JH: We used the barre.
EES: Yeah, that’s true. We had a ballet barre.
JH: On stage as a prop.
EES: Just a couple of weeks ago, we went to a gala fundraiser for BEING studio, and Dance In The Making was shown there and we got to watch it together. That was cool.
CA: What are some traits of an excellent peer mentor? If you were telling someone, here’s how to have a successful peer mentorship, what kind of traits would that person have to bring to the relationship?
JH: To really know the person before you dance or do anything. Just know them. You have the confidence and a devoted personality.
EES: And what about you? What traits or qualities do you have?
JH: I bring my originality, my athletic moves. I bring my sources. I’m very prepared. So having a peer mentor who has all of those qualities and traits makes a really good peer mentor.
EES: May I chime in?
JH: You may.
EES: I think what makes our particular peer-to-peer mentorship successful is the trust. Developing trust, which does take time.
JH: I was about to say that. You have to build trust in your peer mentor.
EES: And an open mindset.
JH: Of course.
EES: And patience, I think.
JH: Oh yeah, I love patience.
EES: I feel like I can tell you when I need more time or when I’m not having a great day. Because let’s face it, it’s not really possible to leave yourself at the door and come into dance as this neutral person. I don’t think that’s possible.
JH: Me either.
EES: And so I can tell you like, ‘Listen, I’m having a hard day today, but I can still come to the session.’ And you are respectful of that. And we can work with where we are that day.
When you work with a peer-to-peer mentor, it’s very different than an actual class. I had teachers who were almost distant to me.Jess Huggett
CA: I’m really grateful to you both for sharing. I danced when I was younger and there was nothing like this and dance felt like a very individual, competitive environment. You’re all kind of competing for attention from the teacher. I was very stressed as a dancer so I feel like if I had someone that I was working with, in the same way that [you both] support each other, that I could have had a different experience.
EES: I think about that too. And how difficult it is training conventionally in dance, like my experiences at ballet schools and my contemporary training. There were so many great elements of it, and at the same time, it’s highly competitive and the stress that puts on you and your relationships with your peers is really tricky. As I was graduating, I started realizing the ways I did and didn’t want to work. And I knew that this competitive viewing of other dancers as someone to work against, I knew that that just wouldn’t work for me. And so I knew that I really needed to find pockets of support and connection in the community and kind of go from there and whether that would result in a typical success or not kind of didn’t matter because I just knew that working with a competitive mindset was not sustainable for me.
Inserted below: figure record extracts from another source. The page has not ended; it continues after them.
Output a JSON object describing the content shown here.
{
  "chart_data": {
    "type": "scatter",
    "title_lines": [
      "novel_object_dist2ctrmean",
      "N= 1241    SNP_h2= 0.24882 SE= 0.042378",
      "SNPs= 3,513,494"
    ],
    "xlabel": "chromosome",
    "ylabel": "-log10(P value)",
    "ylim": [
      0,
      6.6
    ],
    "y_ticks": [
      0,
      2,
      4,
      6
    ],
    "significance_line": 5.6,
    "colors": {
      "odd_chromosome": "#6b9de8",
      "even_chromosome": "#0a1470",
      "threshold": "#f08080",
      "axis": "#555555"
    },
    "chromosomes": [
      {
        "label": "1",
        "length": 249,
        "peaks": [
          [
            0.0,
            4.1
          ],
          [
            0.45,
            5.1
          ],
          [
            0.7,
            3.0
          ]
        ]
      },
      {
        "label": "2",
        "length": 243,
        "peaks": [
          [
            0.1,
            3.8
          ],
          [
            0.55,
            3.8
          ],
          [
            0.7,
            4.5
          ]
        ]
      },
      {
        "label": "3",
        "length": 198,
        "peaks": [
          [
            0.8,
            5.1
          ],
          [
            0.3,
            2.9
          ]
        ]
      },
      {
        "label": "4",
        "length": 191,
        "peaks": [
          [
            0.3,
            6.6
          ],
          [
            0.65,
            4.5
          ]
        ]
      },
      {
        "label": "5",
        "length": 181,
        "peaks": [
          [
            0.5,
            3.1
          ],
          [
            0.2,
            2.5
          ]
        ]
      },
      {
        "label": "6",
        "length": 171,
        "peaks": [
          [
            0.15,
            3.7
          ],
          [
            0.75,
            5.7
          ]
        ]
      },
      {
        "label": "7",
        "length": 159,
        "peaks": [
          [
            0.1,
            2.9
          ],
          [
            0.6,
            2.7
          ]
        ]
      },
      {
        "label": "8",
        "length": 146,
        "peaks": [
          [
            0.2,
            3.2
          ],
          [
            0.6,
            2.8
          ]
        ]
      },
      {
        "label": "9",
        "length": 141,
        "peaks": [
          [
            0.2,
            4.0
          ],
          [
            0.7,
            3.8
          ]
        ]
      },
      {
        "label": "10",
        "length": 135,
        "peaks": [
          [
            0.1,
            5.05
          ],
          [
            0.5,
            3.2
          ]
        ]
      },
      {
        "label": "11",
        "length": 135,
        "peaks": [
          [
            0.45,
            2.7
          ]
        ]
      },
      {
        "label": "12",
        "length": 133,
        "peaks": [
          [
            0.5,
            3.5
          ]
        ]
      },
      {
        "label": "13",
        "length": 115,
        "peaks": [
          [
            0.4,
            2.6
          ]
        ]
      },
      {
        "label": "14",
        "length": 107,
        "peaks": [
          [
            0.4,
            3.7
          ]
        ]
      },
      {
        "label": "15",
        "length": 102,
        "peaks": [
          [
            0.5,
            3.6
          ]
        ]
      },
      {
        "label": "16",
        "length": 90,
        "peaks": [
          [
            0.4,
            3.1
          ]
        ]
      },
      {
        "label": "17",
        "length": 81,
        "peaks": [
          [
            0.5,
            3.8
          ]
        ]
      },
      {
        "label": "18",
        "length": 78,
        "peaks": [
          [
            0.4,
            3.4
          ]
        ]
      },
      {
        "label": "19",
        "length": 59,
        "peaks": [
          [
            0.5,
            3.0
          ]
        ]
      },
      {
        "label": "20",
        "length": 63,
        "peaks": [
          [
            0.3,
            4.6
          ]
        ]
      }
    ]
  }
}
CA: Jess, what is your favourite thing about working with Elizabeth?
JH: My favourite thing about working with E would have to be her compassion.
EES: Thank you.
CA: That’s lovely. Elizabeth, same question. What’s your favourite thing about working with Jess?
EES: I’ll have to narrow it down. My favourite thing is your honesty and the fact that you’re not afraid to challenge me artistically and as a person. And I feel like being challenged as a person is part of your art.
CA: Thank you both so much for taking the time to chat with me and tell me about your beautiful, beautiful connection. I hope people read this piece and they realize that there’s other ways that you can learn and grow and dance without necessarily being in class. I hope you both have a lovely day.
JH: Have a lovely weekend Catherine.
EES: Take care.
This conversation has been edited for concision and clarity.